In the first 30 days sober and further along the road, these things stand at our 6 ready to catch us off guard. Some don’t even try to hide, they are comfortable being there because we’ve tired of the desire to be aware of their danger or we never saw them as dangerous to start with. Think about the alcohol advertisements, how much time do they spend on the physical attributes of a drink as compared to triggering our emotions or altering our perspectives? Does the adorned container or mountains turning blue hold your attention or do the beautiful volleyball players, beaches and intertwined couples snag you by making you think of youth, fun or excitement?
The good thing about this is, unlike an enemy with a hidden playbook, ours is open to us to explore. Cover to cover. We just have to dig a little to see where our triggers lie. Every slip is also a resource of information. The what, the how, the who can lead us to the why. Instead of being demoralized we can be victorious by taking what we’ve learned and using it to create new ways to defeat the lurking beast.

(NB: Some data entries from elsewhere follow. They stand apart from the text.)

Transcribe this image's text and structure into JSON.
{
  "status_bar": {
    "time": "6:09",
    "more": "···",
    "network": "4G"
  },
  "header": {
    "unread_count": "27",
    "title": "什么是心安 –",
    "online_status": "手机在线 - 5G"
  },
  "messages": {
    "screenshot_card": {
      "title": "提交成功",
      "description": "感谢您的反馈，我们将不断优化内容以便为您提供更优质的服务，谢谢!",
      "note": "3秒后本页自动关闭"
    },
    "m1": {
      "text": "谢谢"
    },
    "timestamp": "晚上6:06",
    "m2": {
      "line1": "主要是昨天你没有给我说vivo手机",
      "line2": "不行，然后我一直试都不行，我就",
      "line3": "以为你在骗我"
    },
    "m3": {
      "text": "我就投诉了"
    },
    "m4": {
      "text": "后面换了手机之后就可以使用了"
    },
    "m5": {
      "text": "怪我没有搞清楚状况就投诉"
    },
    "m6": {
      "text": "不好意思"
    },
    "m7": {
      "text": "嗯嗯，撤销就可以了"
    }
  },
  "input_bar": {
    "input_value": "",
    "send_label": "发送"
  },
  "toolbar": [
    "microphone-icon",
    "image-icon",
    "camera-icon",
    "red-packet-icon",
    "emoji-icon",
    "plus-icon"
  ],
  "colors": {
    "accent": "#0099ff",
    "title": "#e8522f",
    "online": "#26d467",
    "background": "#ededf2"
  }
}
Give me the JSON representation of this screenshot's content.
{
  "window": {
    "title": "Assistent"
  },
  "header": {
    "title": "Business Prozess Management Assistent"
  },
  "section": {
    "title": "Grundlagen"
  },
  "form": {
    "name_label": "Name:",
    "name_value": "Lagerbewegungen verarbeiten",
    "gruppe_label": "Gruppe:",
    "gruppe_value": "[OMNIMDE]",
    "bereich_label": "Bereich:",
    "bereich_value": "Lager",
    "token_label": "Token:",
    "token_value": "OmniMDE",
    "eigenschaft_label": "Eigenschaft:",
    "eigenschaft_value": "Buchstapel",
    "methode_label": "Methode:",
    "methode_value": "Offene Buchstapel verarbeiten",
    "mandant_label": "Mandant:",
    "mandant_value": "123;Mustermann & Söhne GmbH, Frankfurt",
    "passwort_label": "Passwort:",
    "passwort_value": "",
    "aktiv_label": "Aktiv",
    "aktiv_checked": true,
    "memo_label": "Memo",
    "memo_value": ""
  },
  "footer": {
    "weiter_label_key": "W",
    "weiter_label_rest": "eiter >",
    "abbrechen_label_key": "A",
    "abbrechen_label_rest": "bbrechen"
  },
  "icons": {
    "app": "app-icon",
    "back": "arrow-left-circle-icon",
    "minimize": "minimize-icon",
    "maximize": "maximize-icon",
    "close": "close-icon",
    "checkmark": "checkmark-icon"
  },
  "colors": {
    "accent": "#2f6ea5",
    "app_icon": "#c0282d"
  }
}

I’m in the early days of sobriety, 30 days sober today, so please understand my warlike mentality. I’m probably more at a condition orange of awareness. I know there’s something out there and I’m on high alert scanning for it. I think about HALT, and all the things like it, that may be inching up to take me down. I feel compelled to find my own inner version of Athena who is goddess of war, strategy, and also peace. I need to know what is at my six. What is positioned in a way that takes aim at my sobriety, whether it’s designed for a slow chipping away or is targeting for a direct hit. I fought my way here and I do not want to lose any ground.
This is serious business. We are our own generals, warrior princess, grunts, front line soldiers and medics all at once. There’s peace, calm and reward to enjoy… much more than there was while drinking and It requires protection. So, I will keep all my guards and gargoyles in place and at the ready, watching my six and protecting my quit.